Au soutien de ses demandes, elle expose qu’il n’existe pas de motifs graves et légitimes au sens de l’article 272 du code de procédure civile. Elle précise que :
— il n’y a pas de rallongement excessif de l’instance, ce d’autant plus que la S.A.R.L. LAE a participé au rallongement de la procédure en contraignant le juge chargé du contrôle des expertises à trancher une difficulté liée à la réticence dans la communication de pièces utiles à l’expert. Elle ajoute que la société LAE a toujours ignoré les tentatives de règlement amiable ;
— la mesure est parfaitement utile en ce qu’elle permet d’éclairer la juridiction sur des instances dont la jonction a été ordonnée, à savoir : une demande de résiliation pour défaut de paiement de prix et l’existence d’une exception d’inexécution résultant de fautes contractuelles. Elle souligne que la complexité de l’affaires résulte des propres écritures de la S.A.R.L. LAE et que l’objet de la mission est conforme aux demandes des parties. Enfin, elle observe que la S.A.R.L. LAE ne s’est pas opposée à la mesure d’expertise initiale ;
— le premier président ne peut pas se prononcer sur la valeur probante des rapports d’expertise, qui relève exclusivement de l’office du juge du fond. En tout état de cause, elle précise que les causes de nullité sont détaillées dans la motivation du jugement : contradictions entre les constatations et les conclusions, chefs de mission sans réponse et réponse aux dires peu étayées et confuses.
*
Lors de l’audience, la Mutuelle des architectes français indique que la mesure d’expertise n’est pas utile.
*
La S.A.S.U. SML BTP, Me [S] [R], la S.E.L.A.R.L Étude Balincourt, la S.A.R.L. CAMPAGNA BATISTELLI ARCHITECTURE, la société INGETEC ne sont ni présents ni représentés.
MOTIVATION
Sur la demande d’autorisation à interjeter appel
Aux termes de l’article 272 alinéa 1er du code de procédure civile, « la décision ordonnant l’expertise peut être frappée d’appel indépendamment du jugement sur le fond sur autorisation du premier président de la cour d’appel s’il est justifié d’un motif grave et légitime».
En substance, la S.A.R.L. LAE expose que des motifs graves et légitimes sont caractérisés par un rallongement excessif des délais, l’absence d’utilité de la nouvelle mesure et la possibilité de trancher au fond au regard des éléments versés en procédure.

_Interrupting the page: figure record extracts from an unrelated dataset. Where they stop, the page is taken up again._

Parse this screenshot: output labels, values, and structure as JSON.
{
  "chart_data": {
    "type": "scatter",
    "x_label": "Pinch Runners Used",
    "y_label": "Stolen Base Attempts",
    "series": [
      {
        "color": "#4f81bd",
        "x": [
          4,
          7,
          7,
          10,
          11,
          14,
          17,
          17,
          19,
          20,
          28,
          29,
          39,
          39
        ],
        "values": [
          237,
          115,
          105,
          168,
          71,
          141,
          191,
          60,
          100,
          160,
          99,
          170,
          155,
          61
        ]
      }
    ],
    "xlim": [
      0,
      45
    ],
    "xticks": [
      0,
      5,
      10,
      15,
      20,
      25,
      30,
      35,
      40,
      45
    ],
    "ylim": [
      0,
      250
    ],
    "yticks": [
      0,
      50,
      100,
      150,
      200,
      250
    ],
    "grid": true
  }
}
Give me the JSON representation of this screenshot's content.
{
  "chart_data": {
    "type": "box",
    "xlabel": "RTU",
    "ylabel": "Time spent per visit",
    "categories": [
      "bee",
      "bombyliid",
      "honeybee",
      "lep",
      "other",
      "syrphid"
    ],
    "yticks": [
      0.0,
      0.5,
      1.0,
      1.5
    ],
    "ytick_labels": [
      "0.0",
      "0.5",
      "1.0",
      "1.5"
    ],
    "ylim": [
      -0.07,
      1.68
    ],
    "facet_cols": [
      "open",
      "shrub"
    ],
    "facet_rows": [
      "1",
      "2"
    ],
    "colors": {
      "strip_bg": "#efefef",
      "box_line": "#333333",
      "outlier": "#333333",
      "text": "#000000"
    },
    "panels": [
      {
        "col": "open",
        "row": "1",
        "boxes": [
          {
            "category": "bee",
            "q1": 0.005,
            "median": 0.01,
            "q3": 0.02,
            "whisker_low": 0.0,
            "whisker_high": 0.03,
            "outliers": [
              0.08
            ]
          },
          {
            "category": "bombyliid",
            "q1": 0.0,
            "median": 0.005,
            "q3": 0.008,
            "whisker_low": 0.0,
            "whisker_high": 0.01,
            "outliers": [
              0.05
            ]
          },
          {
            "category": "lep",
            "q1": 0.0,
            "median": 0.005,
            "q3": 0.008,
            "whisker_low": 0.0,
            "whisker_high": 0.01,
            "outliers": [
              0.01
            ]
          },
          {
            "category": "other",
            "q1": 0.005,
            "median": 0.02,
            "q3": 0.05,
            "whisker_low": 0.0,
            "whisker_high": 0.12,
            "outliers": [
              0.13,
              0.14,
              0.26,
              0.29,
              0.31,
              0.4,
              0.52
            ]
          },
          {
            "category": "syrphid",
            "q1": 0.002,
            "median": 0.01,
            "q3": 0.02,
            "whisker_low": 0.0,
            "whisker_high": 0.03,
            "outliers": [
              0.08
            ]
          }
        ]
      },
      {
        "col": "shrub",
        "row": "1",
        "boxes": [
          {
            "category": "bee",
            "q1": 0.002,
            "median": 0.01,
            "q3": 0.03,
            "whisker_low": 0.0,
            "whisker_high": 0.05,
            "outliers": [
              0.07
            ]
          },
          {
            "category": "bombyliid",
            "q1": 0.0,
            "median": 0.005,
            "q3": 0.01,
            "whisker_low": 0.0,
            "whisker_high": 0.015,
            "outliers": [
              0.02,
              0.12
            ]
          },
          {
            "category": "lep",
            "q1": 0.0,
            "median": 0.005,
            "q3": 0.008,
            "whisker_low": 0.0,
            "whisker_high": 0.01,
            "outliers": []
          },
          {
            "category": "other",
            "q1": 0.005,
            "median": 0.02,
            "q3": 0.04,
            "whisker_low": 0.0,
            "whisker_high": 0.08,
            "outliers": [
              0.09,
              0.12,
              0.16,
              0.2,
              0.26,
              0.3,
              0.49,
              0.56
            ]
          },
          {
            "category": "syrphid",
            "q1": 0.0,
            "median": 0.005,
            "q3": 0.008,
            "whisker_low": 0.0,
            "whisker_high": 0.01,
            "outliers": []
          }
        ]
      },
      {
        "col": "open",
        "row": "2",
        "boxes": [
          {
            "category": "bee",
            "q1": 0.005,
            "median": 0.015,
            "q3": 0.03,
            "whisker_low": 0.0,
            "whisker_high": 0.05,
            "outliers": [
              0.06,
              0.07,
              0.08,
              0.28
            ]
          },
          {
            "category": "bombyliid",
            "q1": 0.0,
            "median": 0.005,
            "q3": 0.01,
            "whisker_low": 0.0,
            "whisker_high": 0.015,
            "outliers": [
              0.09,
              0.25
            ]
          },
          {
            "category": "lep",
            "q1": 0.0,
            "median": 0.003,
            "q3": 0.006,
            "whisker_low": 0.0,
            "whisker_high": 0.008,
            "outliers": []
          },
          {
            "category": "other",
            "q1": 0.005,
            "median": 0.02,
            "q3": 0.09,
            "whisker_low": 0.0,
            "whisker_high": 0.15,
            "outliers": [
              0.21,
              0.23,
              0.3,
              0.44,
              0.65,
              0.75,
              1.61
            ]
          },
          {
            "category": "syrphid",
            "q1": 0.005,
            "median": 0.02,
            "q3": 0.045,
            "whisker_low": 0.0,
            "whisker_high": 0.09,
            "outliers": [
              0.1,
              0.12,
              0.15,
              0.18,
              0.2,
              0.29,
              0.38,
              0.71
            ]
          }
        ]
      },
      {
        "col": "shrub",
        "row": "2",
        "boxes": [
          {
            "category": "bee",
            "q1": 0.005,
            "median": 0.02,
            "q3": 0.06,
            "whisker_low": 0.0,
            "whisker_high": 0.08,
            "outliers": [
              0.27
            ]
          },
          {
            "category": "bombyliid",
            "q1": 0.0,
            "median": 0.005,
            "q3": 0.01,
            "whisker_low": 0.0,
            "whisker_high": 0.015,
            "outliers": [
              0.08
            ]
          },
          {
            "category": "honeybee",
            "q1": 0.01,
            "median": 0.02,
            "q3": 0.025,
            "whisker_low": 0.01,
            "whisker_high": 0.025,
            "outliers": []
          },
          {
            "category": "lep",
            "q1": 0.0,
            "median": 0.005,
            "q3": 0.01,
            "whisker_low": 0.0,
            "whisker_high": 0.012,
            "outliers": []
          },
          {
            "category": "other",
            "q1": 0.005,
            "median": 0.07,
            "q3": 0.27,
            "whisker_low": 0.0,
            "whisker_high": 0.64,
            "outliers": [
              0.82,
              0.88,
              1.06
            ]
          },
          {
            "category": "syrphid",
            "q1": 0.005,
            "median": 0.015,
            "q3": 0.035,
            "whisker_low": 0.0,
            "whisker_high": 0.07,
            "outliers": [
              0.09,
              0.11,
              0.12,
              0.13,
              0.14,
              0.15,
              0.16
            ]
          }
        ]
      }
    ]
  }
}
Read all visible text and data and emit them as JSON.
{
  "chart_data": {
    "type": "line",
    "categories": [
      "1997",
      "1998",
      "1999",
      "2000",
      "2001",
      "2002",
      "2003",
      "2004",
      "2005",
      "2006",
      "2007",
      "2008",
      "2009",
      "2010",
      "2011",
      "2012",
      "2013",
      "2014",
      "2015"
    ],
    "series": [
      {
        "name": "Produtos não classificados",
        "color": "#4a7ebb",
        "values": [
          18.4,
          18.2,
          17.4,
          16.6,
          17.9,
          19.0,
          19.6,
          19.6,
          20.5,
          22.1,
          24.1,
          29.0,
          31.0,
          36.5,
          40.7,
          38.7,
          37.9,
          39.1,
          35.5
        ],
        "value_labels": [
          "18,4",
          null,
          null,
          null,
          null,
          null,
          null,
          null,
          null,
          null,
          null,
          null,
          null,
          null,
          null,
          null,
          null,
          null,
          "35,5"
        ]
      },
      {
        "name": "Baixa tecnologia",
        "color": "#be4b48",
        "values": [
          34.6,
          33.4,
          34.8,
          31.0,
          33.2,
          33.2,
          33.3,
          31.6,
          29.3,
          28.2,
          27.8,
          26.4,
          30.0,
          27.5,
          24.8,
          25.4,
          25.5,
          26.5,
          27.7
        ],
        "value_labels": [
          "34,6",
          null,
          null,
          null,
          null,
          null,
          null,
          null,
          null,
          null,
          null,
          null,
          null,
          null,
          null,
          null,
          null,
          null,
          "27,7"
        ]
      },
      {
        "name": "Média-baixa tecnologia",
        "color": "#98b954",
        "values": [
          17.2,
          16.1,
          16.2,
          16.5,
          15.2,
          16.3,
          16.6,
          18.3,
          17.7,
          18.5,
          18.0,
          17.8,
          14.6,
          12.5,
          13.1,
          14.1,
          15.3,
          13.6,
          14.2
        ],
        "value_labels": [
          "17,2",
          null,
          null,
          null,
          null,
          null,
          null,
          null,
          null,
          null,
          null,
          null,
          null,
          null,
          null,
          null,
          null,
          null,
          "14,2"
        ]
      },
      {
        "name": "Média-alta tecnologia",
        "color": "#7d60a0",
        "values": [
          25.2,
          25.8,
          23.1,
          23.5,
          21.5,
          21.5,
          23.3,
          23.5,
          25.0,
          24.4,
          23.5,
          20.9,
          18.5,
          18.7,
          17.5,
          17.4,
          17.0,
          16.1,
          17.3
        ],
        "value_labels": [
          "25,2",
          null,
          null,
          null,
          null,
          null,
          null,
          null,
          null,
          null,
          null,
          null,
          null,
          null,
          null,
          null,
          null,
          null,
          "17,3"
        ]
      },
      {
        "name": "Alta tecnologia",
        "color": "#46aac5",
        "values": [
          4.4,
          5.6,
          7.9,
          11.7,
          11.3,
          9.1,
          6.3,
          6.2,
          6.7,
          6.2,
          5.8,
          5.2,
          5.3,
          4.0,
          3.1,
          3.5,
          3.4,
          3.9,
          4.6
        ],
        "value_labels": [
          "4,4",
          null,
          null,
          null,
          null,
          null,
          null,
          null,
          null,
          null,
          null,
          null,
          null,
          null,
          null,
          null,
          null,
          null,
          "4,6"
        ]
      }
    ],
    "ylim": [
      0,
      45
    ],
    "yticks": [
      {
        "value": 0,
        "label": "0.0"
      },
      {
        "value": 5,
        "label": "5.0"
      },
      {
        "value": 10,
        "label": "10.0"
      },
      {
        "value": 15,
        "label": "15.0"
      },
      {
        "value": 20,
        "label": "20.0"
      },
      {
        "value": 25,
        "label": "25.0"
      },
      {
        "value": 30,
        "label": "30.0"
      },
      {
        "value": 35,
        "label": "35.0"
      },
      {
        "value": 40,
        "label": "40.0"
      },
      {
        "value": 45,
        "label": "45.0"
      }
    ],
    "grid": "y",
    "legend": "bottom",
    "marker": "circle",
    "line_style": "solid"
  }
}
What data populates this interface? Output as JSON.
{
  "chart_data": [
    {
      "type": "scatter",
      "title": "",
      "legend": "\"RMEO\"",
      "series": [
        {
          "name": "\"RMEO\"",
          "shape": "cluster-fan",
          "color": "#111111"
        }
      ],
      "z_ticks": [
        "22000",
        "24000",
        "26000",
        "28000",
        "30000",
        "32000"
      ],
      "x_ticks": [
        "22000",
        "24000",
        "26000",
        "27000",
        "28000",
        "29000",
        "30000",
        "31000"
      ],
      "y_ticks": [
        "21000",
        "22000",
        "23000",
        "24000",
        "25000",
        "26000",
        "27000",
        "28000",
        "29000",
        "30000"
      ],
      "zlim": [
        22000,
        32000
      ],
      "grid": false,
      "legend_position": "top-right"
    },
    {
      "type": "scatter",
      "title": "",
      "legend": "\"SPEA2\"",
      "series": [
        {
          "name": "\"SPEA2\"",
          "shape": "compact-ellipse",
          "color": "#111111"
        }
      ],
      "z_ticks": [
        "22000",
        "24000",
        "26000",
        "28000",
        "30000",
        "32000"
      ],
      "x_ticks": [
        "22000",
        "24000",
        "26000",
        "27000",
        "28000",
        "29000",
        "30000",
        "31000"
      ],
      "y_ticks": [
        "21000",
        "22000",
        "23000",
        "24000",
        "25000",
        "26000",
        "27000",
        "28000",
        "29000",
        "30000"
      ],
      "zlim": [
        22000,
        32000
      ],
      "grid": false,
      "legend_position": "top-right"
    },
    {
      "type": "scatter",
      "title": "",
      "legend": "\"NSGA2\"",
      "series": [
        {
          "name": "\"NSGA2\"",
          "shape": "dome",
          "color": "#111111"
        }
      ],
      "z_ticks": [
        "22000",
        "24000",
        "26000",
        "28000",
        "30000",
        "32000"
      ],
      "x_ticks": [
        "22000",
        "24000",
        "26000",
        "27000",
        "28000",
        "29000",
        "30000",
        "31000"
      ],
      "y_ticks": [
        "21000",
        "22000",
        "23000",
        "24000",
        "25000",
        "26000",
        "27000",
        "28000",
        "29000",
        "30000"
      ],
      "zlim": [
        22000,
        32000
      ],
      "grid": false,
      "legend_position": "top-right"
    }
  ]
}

À l’inverse, la S.C.I. 5G PREMIUM considère qu’il n’existe pas de motifs graves et concordant dès lors qu’il n’y a pas de rallongement excessif de la procédure, que les causes de nullité ont été détaillées par le premier juge et que l’expertise est nécessaire pour trancher le litige.
En l’espèce, il ressort des débats et des pièces communiquées que la S.A.R.L. LAE ne justifie pas de motifs graves et légitimes.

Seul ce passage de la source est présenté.